The View: Cheeky for a Reason

The View
Cheeky for a Reason
Cooking Vinyl
2012-07-10

Hindsight is 20/20 and looking back to 2006, the writing was obviously on the wall for purveyors of exuberant, guitar-led pop. So as the View prepared to released their much heralded debut, Hats Off to the Buskers, their anthemic indie sound had almost become an irrelevance, a parody of itself.

Britpop had been dead for a decade, but it’s defaced tomb still loomed large over the landscape of popular music. The intervening years had seen indie pop struggle to escape the ominous shadows cast by that period, with some artists trying to kick against their dubious inheritance, whilst others smiled for the camera and cashed the cheques. Music was searching for its next defining generation, but for every zeitgeist highlight there was a Twang, a Fratellis, a Razorlight or a Kooks. Music festival footnotes, waiting in the wings to plod through another crowd manipulating, emotionally vapid bestseller.

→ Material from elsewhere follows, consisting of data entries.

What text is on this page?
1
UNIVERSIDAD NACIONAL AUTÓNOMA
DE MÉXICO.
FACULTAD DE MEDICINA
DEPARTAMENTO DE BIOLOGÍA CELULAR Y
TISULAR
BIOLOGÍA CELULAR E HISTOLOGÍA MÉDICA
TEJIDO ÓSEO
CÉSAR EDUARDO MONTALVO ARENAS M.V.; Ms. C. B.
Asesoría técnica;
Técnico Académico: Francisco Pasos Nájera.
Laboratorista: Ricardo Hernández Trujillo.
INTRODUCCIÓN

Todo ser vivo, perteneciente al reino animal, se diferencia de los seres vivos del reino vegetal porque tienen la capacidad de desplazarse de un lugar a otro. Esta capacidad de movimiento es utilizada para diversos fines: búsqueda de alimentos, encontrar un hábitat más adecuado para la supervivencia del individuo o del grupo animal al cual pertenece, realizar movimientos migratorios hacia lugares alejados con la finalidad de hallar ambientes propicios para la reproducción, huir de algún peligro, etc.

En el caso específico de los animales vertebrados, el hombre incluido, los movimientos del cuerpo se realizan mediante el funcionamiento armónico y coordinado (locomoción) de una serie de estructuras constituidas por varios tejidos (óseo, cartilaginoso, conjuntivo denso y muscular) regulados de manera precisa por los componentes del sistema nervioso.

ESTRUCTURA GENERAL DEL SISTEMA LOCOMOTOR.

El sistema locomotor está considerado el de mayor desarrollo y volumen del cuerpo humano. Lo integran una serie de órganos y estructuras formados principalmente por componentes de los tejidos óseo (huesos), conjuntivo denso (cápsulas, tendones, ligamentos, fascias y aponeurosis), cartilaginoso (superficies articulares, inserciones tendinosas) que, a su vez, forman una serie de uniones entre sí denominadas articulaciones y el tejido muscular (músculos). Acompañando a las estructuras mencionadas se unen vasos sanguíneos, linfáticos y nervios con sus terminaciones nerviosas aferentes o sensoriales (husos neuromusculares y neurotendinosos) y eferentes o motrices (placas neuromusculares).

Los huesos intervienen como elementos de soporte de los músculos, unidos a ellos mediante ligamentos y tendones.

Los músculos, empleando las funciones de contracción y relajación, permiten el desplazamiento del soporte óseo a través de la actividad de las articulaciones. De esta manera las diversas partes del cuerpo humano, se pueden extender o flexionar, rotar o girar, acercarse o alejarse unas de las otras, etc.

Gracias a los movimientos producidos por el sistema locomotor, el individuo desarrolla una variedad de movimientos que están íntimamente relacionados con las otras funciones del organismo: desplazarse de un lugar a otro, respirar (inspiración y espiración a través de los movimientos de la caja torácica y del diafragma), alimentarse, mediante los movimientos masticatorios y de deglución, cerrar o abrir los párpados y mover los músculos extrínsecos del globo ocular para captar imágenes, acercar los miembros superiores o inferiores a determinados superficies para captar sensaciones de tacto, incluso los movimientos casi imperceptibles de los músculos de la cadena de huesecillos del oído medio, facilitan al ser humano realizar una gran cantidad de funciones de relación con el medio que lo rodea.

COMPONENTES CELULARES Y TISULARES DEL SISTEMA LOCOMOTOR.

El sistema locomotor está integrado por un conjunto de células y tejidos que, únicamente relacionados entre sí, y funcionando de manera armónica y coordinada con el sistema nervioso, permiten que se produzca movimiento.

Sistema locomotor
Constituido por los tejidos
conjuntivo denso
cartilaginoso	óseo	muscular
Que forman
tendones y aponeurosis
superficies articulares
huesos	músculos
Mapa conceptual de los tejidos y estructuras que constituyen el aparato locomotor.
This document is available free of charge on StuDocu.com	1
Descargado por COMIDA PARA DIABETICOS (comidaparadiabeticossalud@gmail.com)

That’s not to say the View’s particular brand of jaunty, crowd-pleasing tunes were without merit. The teenage quartet from Dundee, with a Scottish patois and youthful charm, were the most promising sound to appear from what had become an indistinguishable morass. The problem was, they arrived late in the day and the party-after-the-after-party was winding down, we were all packing up and getting ready to go home. So I suppose it’s a testament to their tenacity that as we flash forward five years, the View have not disappeared into the aether and are in fact are releasing their fourth album, Cheeky for a Reason.

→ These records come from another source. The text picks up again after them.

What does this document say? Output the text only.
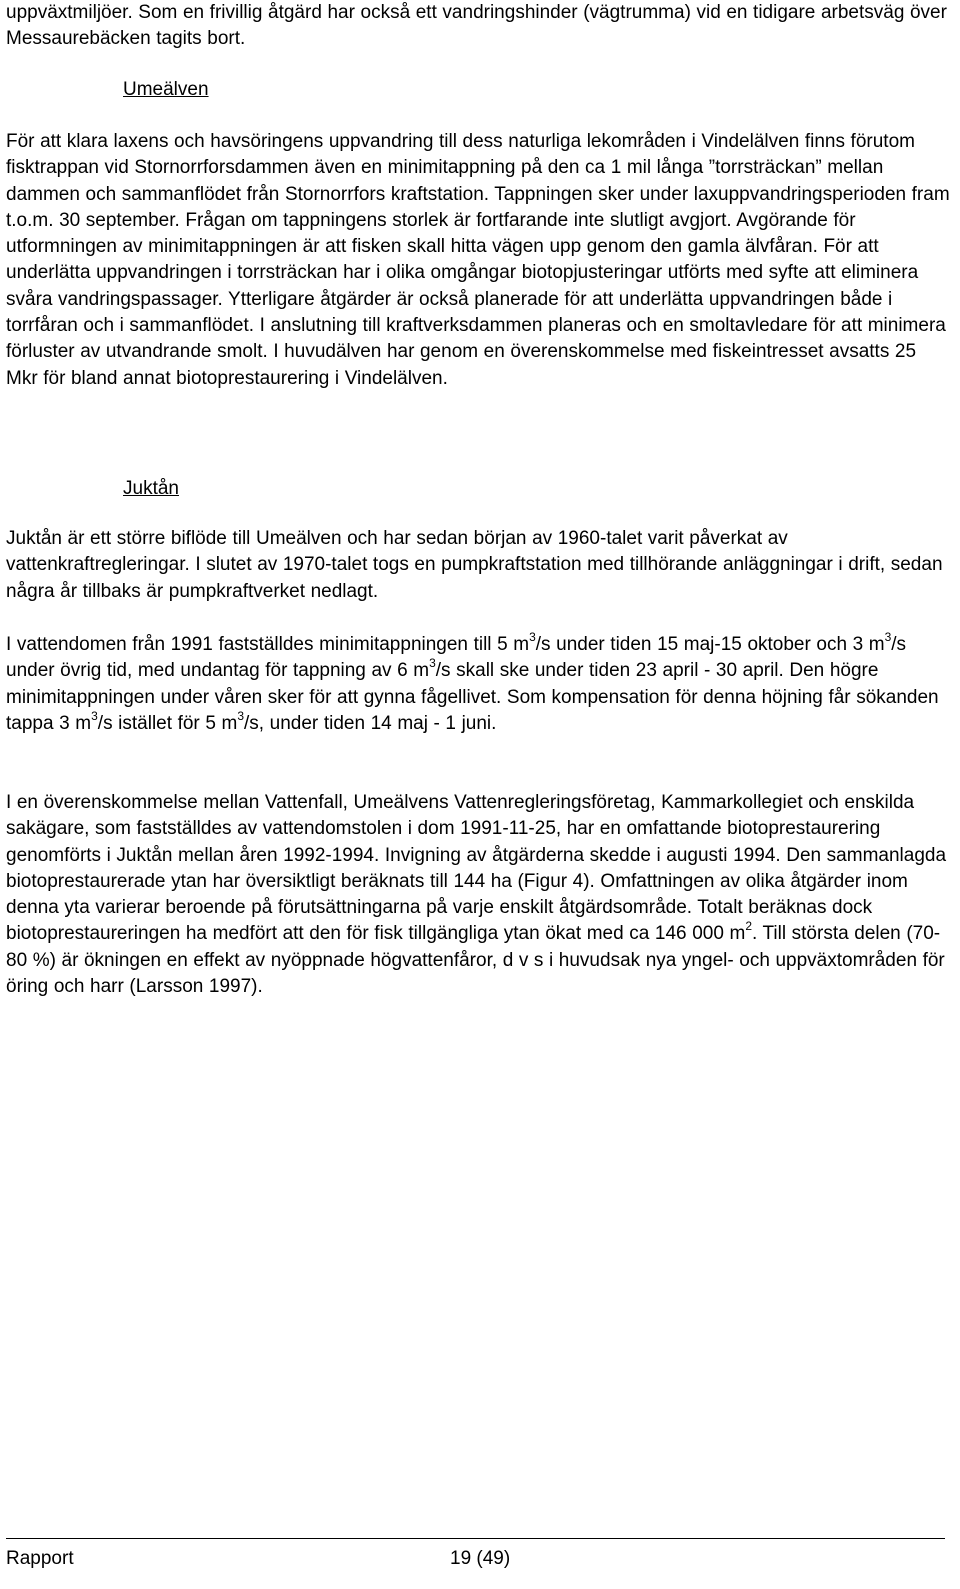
uppväxtmiljöer. Som en frivillig åtgärd har också ett vandringshinder (vägtrumma) vid en tidigare arbetsväg över Messaurebäcken tagits bort.

Umeälven

För att klara laxens och havsöringens uppvandring till dess naturliga lekområden i Vindelälven finns förutom fisktrappan vid Stornorrforsdammen även en minimitappning på den ca 1 mil långa ”torrsträckan” mellan dammen och sammanflödet från Stornorrfors kraftstation. Tappningen sker under laxuppvandringsperioden fram t.o.m. 30 september. Frågan om tappningens storlek är fortfarande inte slutligt avgjort. Avgörande för utformningen av minimitappningen är att fisken skall hitta vägen upp genom den gamla älvfåran. För att underlätta uppvandringen i torrsträckan har i olika omgångar biotopjusteringar utförts med syfte att eliminera svåra vandringspassager. Ytterligare åtgärder är också planerade för att underlätta uppvandringen både i torrfåran och i sammanflödet. I anslutning till kraftverksdammen planeras och en smoltavledare för att minimera förluster av utvandrande smolt. I huvudälven har genom en överenskommelse med fiskeintresset avsatts 25 Mkr för bland annat biotoprestaurering i Vindelälven.

Juktån

Juktån är ett större biflöde till Umeälven och har sedan början av 1960-talet varit påverkat av vattenkraftregleringar. I slutet av 1970-talet togs en pumpkraftstation med tillhörande anläggningar i drift, sedan några år tillbaks är pumpkraftverket nedlagt.

I vattendomen från 1991 fastställdes minimitappningen till 5 $m^3/s$ under tiden 15 maj-15 oktober och 3 $m^3/s$ under övrig tid, med undantag för tappning av 6 $m^3/s$ skall ske under tiden 23 april - 30 april. Den högre minimitappningen under våren sker för att gynna fågellivet. Som kompensation för denna höjning får sökanden tappa 3 $m^3/s$ istället för 5 $m^3/s$, under tiden 14 maj - 1 juni.

I en överenskommelse mellan Vattenfall, Umeälvens Vattenregleringsföretag, Kammarkollegiet och enskilda sakägare, som fastställdes av vattendomstolen i dom 1991-11-25, har en omfattande biotoprestaurering genomförts i Juktån mellan åren 1992-1994. Invigning av åtgärderna skedde i augusti 1994. Den sammanlagda biotoprestaurerade ytan har översiktligt beräknats till 144 ha (Figur 4). Omfattningen av olika åtgärder inom denna yta varierar beroende på förutsättningarna på varje enskilt åtgärdsområde. Totalt beräknas dock biotoprestaureringen ha medfört att den för fisk tillgängliga ytan ökat med ca 146 000 $m^2$. Till största delen (70-80 %) är ökningen en effekt av nyöppnade högvattenfåror, d v s i huvudsak nya yngel- och uppväxtområden för öring och harr (Larsson 1997).

Rapport	19 (49)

In promotional interviews, singer Kyle Falconer’s has been quoted as saying that they wanted this record to sound like; “Fleetwood Mac’s Rumours done by the Clash”. It goes without saying that it doesn’t, lacking the emotion of the former, the raw power of the latter and the longevity of either. For die-hard fans however, Cheeky for a Reason won’t disappoint, because they’re still capable of producing the joyous, thumping, singalongs they’ve come to be known for since their 2006 debut single, the infectious earworm that was “Wasted Little DJ’s”.

At its best, the View’s sound is scientifically designed to soundtrack a thousand summer festivals and on tracks like “How Long”, “AB (We Need Treatment)” or “Sour Little Sweetie” you can almost see the steam rise off the crowds as they enthusiastically pogo up and down, screaming along to the lyrics. The problem is that The View seem acutely aware of these demands, so they rarely stray from the tried and tested formula and soon things begin to wear thin. As one track becomes indistinguishable from the next, “Anfield Row” and “Bullet” collide into a messy vortex of stadium claps and football chants, whilst “Hole in the Bed” sounds like a self-indulgent Libertines b-side, as covered by the Sweet.

It’s a shame, because when they eventually move on from the by-the-numbers approach, their music comes alive. The final two tracks, “Lean on My World” and in particular “Tacky Tattoo”, showcase a tenderness and depth which has been less apparent in their previous offerings. Hinting toward the broader lyrical and melodic vision which might one day be worthy of Falconer’s bold allusions to a bands with a grander legacies.

Some might mark this album as a career best for the View and it’s certainly their most coherent and consistent release to date, but it’s hard to shake the feeling that it comes too late. If this had been their debut, back in the mid-’00s, it would have been lauded it as a spirited release that shows promise for the future, but the world has moved on and cartoonish, anthemic, indie pop is no longer the musical vanguard. They may go onto greater things, certainly there are hints to that possibility, but whilst youth remains on their side, time and taste does not. As Falconer sings on “Clocks”; “The clock has no sympathy” and you can’t help but feel this time, he’s hit the nail on the head.